55 Alex disparait

3 juin 2011

L’enquête entra dans une période de latence : Vogel et Beaudoin qui avaient beaucoup misé sur l’hypothèse Saunders se retrouvaient, non pas tout à fait au point de départ, mais dans une incertitude ennuyée. Rien ne leur prouvait que Saunders n’avait pas chargé quelqu’un de tuer Lucile tandis qu’il était entre la Guadeloupe et Paris. Il était même assez peu vraisemblable qu’il soit venu lui-même trucider la dame mais le dossier leur avait été retiré et ils n’avaient pas d’autre choix que de chercher ailleurs.
Ils vérifièrent à nouveau les emplois du temps, recoupèrent les alibis, firent des visites rue du Caire où la situation n’évoluait pas non plus. Chacune continuait de s’agiter mais la question de la succession de Lucile restait en suspens, peut-être parce que la préparation des numéros de Noël ne permettait pas de remaniement sérieux.
La seule différence notable était la disparition de Alex Lombard. Beaudoin se garda de la mentionner, très conscient de ce qu’une question à son sujet déchainerait de commentaire mais c’est Laetitia, la gentille commère aux paupières turquoise qui lui souffla, comme si elle avait senti son interrogation muette :
“Pauvre Alex ! Elle traverse une bien mauvaise passe. Ce n’est vraiment pas de chance, surtout, à cette époque de l’année où l’on prépare les numéros de Noël, les plus gros. Elle va se faire piquer tous ses papiers par les autres.”
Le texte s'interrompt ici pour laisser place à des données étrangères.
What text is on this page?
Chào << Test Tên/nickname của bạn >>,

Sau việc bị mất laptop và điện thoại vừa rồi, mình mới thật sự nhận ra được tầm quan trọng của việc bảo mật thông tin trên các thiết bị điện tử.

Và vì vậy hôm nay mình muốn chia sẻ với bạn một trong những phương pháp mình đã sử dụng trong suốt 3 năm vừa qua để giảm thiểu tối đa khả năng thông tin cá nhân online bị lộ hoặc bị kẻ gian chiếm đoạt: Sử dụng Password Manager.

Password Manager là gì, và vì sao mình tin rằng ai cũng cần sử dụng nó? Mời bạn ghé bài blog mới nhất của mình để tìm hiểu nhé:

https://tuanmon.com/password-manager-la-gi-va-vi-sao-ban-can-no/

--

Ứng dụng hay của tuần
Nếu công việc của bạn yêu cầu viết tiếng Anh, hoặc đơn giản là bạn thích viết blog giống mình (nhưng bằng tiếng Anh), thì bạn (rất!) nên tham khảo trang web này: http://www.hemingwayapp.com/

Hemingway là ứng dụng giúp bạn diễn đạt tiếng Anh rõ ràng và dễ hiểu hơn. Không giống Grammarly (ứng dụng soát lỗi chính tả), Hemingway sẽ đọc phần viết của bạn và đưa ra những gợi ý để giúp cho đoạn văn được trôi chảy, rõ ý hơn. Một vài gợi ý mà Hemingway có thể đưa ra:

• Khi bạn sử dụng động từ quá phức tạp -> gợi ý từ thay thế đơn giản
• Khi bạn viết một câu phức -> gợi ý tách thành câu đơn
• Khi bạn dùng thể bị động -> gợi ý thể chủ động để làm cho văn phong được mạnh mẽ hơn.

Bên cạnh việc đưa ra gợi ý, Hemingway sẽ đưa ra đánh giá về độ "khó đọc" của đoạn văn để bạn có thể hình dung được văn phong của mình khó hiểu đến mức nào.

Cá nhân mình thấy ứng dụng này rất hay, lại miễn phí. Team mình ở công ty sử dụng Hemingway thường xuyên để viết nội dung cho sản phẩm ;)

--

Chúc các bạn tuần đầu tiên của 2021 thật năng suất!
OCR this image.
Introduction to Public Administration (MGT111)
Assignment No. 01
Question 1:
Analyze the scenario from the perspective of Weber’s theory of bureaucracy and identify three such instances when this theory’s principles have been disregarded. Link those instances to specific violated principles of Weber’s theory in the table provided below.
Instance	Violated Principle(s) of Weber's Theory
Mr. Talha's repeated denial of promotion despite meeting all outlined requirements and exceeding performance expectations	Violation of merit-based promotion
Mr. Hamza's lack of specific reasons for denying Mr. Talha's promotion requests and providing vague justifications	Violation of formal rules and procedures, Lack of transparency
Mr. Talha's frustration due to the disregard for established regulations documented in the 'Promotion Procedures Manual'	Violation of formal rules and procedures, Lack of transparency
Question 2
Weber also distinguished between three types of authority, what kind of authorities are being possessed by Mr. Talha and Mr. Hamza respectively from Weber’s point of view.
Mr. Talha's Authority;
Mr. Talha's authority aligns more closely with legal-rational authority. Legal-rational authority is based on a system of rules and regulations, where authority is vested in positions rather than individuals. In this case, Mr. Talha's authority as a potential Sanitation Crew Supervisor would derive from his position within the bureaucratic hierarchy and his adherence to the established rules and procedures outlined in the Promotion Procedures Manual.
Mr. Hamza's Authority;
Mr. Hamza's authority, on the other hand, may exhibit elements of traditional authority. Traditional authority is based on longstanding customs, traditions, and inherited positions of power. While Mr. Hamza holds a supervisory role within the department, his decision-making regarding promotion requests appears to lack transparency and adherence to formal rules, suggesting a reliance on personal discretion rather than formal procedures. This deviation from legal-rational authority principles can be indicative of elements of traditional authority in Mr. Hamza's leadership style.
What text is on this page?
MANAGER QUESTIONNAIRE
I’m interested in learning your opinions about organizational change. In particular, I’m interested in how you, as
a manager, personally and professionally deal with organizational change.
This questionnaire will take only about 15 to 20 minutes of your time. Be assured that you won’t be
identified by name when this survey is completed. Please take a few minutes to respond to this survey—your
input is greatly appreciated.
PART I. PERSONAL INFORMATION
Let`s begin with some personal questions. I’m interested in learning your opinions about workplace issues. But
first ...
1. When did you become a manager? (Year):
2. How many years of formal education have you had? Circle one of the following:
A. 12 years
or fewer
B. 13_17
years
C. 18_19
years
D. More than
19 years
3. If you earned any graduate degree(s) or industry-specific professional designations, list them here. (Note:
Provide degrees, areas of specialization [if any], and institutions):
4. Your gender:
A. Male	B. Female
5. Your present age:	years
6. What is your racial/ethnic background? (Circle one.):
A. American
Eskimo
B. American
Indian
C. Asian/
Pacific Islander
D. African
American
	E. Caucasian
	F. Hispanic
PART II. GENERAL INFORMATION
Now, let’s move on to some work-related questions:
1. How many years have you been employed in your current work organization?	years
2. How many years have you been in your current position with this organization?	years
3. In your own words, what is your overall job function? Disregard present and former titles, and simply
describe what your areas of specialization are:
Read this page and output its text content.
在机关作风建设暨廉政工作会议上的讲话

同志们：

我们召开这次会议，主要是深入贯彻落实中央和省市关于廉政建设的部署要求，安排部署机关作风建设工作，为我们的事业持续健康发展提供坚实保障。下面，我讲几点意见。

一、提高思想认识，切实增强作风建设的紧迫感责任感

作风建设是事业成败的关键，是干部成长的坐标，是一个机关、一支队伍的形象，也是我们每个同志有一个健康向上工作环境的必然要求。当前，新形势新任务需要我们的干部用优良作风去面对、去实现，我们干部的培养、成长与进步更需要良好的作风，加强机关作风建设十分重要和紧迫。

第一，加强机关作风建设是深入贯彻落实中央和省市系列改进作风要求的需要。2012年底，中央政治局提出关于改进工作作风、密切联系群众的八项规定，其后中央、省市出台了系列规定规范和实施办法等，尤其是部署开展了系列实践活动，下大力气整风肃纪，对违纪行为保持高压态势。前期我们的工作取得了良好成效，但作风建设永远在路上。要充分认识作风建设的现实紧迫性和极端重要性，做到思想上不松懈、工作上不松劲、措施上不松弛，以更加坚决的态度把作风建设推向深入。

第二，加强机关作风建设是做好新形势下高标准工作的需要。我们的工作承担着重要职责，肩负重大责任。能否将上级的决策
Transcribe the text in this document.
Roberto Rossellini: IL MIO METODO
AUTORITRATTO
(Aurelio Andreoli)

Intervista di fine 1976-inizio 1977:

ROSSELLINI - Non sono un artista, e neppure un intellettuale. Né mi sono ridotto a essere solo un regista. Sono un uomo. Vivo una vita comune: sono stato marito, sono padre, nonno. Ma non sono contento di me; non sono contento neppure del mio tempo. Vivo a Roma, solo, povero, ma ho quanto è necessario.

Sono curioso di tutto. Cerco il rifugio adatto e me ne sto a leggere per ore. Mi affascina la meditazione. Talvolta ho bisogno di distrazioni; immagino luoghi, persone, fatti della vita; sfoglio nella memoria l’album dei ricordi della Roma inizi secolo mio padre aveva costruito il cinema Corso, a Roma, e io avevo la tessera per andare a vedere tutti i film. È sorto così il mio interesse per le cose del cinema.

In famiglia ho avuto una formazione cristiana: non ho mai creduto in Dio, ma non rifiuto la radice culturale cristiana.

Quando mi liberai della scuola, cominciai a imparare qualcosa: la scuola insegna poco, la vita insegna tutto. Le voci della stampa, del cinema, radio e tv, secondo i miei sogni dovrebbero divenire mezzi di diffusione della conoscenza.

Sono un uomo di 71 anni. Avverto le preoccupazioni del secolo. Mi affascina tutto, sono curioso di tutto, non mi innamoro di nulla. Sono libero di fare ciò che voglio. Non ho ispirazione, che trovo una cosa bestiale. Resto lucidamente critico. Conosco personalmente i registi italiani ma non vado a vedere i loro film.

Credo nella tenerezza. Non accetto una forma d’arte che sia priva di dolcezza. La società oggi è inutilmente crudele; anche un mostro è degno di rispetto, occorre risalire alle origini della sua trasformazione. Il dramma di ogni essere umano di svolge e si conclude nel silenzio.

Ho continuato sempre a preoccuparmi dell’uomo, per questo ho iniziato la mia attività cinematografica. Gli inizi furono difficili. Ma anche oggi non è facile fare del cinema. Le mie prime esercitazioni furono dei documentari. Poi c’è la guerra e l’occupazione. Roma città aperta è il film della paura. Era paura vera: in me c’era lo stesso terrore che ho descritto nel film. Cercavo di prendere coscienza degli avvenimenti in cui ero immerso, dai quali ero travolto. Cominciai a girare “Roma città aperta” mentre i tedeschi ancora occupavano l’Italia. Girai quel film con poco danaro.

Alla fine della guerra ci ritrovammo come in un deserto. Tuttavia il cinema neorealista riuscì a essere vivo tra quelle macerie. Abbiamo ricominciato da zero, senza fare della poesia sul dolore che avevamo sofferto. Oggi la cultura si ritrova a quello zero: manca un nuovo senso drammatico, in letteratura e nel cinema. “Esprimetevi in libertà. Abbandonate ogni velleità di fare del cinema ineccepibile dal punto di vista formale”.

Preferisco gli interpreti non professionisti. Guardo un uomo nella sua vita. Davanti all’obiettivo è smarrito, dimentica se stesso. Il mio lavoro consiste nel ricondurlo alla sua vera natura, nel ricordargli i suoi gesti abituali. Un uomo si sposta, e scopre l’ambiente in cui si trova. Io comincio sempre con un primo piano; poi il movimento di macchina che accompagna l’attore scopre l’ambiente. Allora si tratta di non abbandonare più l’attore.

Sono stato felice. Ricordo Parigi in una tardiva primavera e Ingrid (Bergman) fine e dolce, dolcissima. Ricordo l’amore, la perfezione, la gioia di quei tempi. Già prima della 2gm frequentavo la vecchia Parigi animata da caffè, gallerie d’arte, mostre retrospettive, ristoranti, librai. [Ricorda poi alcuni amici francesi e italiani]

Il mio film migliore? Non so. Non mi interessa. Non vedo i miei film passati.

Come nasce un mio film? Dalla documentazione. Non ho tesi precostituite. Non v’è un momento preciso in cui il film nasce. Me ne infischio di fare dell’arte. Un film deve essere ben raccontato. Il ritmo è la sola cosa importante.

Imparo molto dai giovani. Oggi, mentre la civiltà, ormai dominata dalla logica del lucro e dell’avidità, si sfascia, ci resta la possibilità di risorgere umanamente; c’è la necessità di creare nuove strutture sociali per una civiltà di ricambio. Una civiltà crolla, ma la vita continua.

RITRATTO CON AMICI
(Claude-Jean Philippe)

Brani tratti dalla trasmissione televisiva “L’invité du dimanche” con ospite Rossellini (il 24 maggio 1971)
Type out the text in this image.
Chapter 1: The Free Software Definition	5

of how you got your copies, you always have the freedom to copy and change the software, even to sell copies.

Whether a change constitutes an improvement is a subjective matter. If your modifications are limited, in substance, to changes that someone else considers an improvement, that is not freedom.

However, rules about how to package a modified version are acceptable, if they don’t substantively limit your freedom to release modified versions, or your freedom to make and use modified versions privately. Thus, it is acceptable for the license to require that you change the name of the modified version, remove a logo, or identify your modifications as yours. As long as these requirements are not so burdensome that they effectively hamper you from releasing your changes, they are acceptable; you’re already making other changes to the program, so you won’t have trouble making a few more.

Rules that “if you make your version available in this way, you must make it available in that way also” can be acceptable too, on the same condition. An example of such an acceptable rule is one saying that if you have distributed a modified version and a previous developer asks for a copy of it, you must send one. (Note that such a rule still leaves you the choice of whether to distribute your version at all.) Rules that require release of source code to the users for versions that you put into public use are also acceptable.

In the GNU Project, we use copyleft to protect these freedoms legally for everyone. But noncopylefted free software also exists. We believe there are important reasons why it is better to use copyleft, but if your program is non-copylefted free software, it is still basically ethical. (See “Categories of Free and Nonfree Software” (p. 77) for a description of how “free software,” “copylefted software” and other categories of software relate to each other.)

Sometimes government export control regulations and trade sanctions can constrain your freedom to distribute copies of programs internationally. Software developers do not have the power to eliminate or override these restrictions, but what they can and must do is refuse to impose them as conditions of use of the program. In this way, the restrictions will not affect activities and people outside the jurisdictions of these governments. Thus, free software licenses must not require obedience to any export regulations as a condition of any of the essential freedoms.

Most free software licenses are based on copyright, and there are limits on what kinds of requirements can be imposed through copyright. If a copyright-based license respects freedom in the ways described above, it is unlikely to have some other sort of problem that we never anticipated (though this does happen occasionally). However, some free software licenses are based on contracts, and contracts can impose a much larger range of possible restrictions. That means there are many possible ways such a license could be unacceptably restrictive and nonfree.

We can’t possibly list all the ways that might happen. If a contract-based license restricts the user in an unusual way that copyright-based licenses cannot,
Beaudoin eut immédiatement la vision d’une Alex sous sédatifs dans une clinique psychiatrique, l’opposé exact de sa dernière apparition au coin des allées de l’Observatoire. Pourquoi fallait-il qu’elle soit si fragile ? L’enquête lui avait-elle fait du mal sans qu’il s’en soit rendu compte ? Elle avait l’air prête à tout encaisser, à écarter les gêneurs d’un geste désinvolte, lui y compris. Elle l’avait parfois aidé, parfois chassé comme une mouchette importune, passant de la gentillesse à l’indifférence agacée parce qu’il ne comprenait pas assez vite ou qu’il semblait la soupçonner.
Dehors, la pluie brouillait la vue sur les cours intérieures de ces anciens beaux hôtels transformés pour la plupart en stock de robes d’été en hiver et réciproquement. On devinait derrière les carreaux presque opaques de crasse des rouleaux de tissus à fleurs, à pois, à rayures. Les crêpis n’étaient jamais refaits et la peinture s’enroulaient comme des parchemins poussiéreux le long des fissures. Les toits de zinc luisaient d’un éclat bleuté, assortis aux nuages bas, assortis à son moral.
“Où est-elle ?” finit-il par demander.
“Elle court d’un hôpital à l’autre, vous pouvez vous en douter. Ses deux parents opérés en même temps, vous parlez d’une malchance. Je crois qu’ils vont plutôt bien mais Alex est très occupée.”
Une bouffée de soulagement l’envahit et il réprima un franc sourire à l’idée que personne ne l’avait transformée en zombi. Elle courait, comme toujours, même si c’était du chevet de son père à celui de sa mère. Il se hasarda à demander quand elle reviendrait et Laetitia prit son air pieux pour dire qu’Alex avait demandé qu’on ne la dérange pas avant qu’elle ne donne signe de vie elle-même. On pouvait mettre des mots sur son répondeur. Marie Bouillot qui tapait un texte hocha de la tête avec componction. Ce n’était pas un de ces jours où elle faisait des allusions vipérines aux charmes de sa consœur tant le malheur des uns fait toujours le bonheur des autres et les rend délicieusement inoffensifs.